Movimentos sociais do MA repudiam medida que transfere demarcação para ministério controlado por ruralistas

do CIMI

Movimentos sociais do MA repudiam medida que transfere demarcação para ministério controlado por ruralistas

Nota de Repúdio à Medida Provisória nº 870 de 01 de janeiro de 2019 que transfere para o Ministério da Agricultura a demarcação de terras indígenas e quilombolas

Os movimentos sociais e demais organizações e entidades do Maranhão, abaixo relacionados, repudiam fortemente um dos primeiros atos do governo de Jair Bolsonaro: a Medida Provisória n. 870, de 01 de janeiro de 2019. Na medida, publicada no Diário Oficial da União, o presidente eleito transferiu para o Ministério da Agricultura a atribuição de identificar, delimitar e demarcar terras indígenas e quilombolas. Para a relatora especial da ONU sobre os Direitos dos Povos Indígenas, Victoria Tauli-Corpuz, a medida é racista e pode levar ao genocídio.

O ato coloca em grande risco a promoção dos direitos dos povos e comunidades tradicionais, repassando para estruturas governamentais inadequadas uma tarefa especializada, que requer os cuidados de um órgão indigenista. Além disso, o Ministério da Agricultura estará totalmente voltado aos interesses do agronegócio neste governo, conforme afirmou a ministra Tereza Cristina, ela mesma oriunda da bancada ruralista da Câmara Federal, durante seu discurso de posse, no dia 2 de janeiro de 2019.

Um risco enorme, portanto, que afronta os direitos fundamentais dos indígenas, quilombolas, quebradeiras de coco babaçu e deveres constitucionais de responsabilidade da União. A MP 870/2019 reforça a postura, do atual governo, de excluir a sociedade civil organizada dos debates públicos, atendendo a interesses em abrir territórios tradicionais ao agronegócio, à mineração, à construção civil e de outros grandes empreendimentos de impacto socioambiental.
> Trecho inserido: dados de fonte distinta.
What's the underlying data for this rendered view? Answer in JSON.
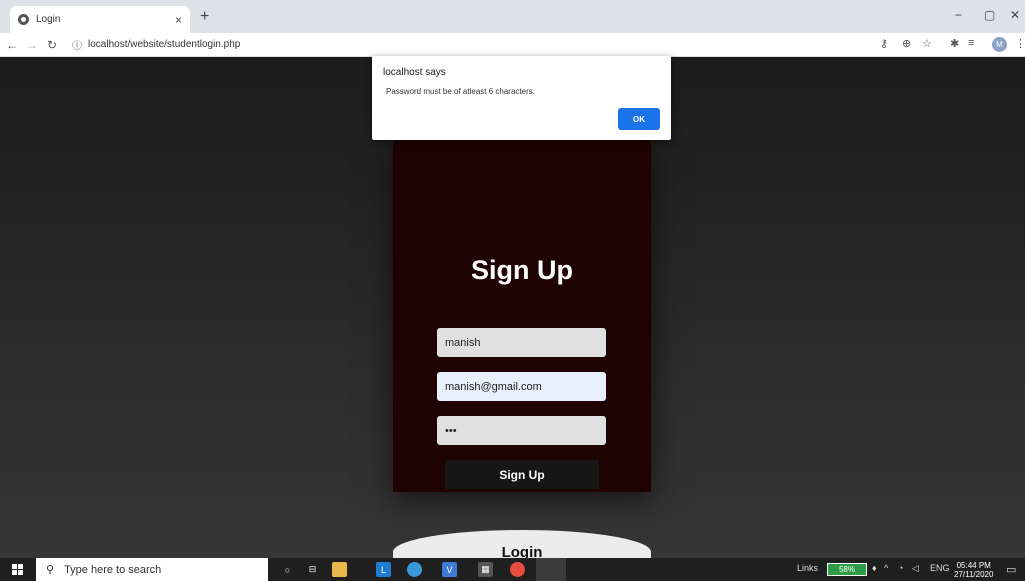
{
  "browser": {
    "tab_title": "Login",
    "tab_close": "×",
    "new_tab": "+",
    "url": "localhost/website/studentlogin.php",
    "avatar_letter": "M",
    "window_controls": {
      "minimize": "−",
      "restore": "▢",
      "close": "✕"
    }
  },
  "alert": {
    "title": "localhost says",
    "message": "Password must be of atleast 6 characters.",
    "ok_label": "OK"
  },
  "form": {
    "heading": "Sign Up",
    "username_value": "manish",
    "email_value": "manish@gmail.com",
    "password_value": "•••",
    "submit_label": "Sign Up",
    "login_label": "Login"
  },
  "taskbar": {
    "search_placeholder": "Type here to search",
    "links_label": "Links",
    "battery_percent": "58%",
    "language": "ENG",
    "time": "05:44 PM",
    "date": "27/11/2020"
  },
  "colors": {
    "card_bg": "#1f0303",
    "alert_ok": "#1a73e8",
    "battery": "#2d9c46"
  }
}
Se trata de uma ameaça inaceitável à liberdade e impõe total desrespeito ao modelo de vida dos povos indígenas, quilombolas e quebradeiras de coco babaçu. As comunidades tradicionais desempenham papel fundamental para a economia brasileira, em seu viés de sustentabilidade, promovendo a valorização do trabalho humano na ordem econômica, conforme os pressupostos da existência digna e com justiça social, bem como a efetivação do direito fundamental ao meio ambiente ecologicamente equilibrado. A MP de Bolsonaro é, na verdade, um ato que visa suprimir o direito fundamental a uma identidade étnica e cultural diferenciada.
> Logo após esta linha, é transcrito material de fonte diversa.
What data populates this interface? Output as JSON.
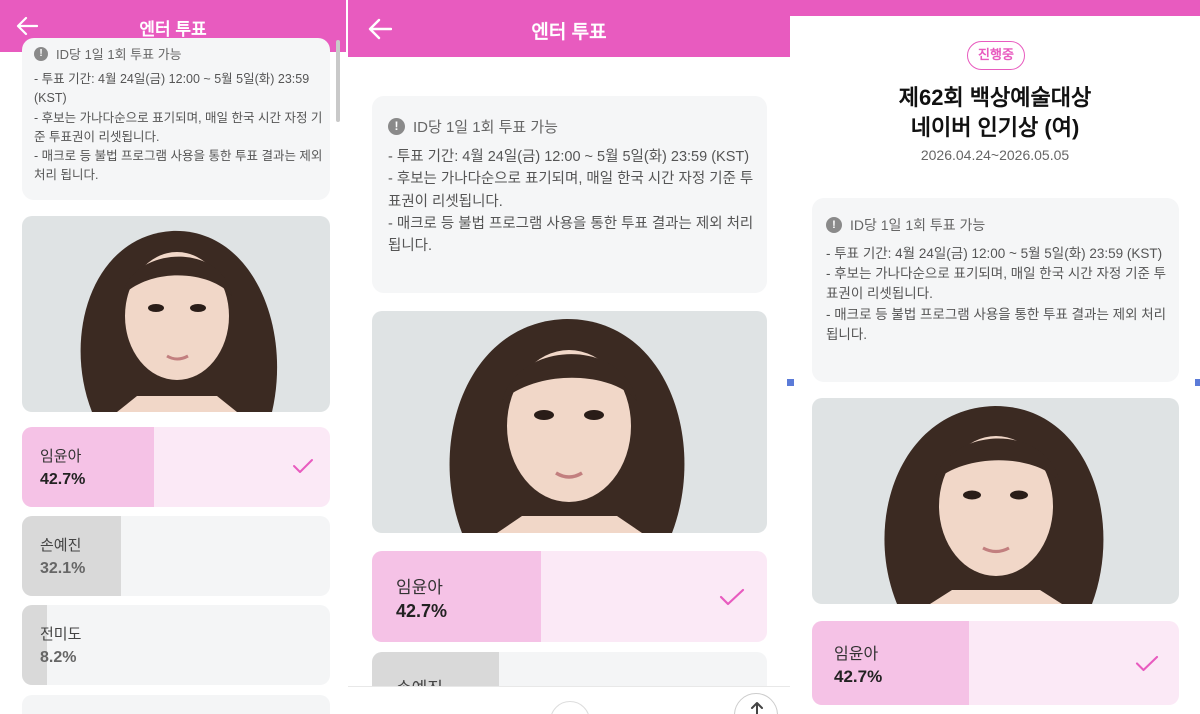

A Constituição Brasileira de 1988 não concede, mas reconhece o direito originário ao povo indígena. Esse reconhecimento coloca fim a séculos de gravíssimas violações de direitos, incluindo mortes em massa e remoções territoriais forçadas, inclusive durante o regime militar de 1964 a 1985.  A CF no artigo 231 é taxativa: “São reconhecidos aos índios sua organização social, costumes, línguas, crenças e tradições, e os direitos originários sobre as terras que tradicionalmente ocupam, competindo à União demarcá-las, proteger e fazer respeitar todos os seus bens”.

Na mesma Medida Provisória, o presidente eleito delega à Secretaria de Governo, comandada pelo general da reserva Carlos Alberto dos Santos Cruz, a tarefa de monitorar e supervisionar ONGs e organismos internacionais. É preciso que os movimentos sociais, a sociedade civil, os povos e comunidades tradicionais se organizem em rede. O país é reconhecido internacionalmente por sua forte rede de voluntariado, que articula milhões de cidadãos e cidadãs que dedicam parte de seu tempo para construir uma sociedade mais justa, mais igualitária, na qual a população mais carente tenha acesso a direitos básicos fundamentais, muitas vezes não garantidos pelo Estado.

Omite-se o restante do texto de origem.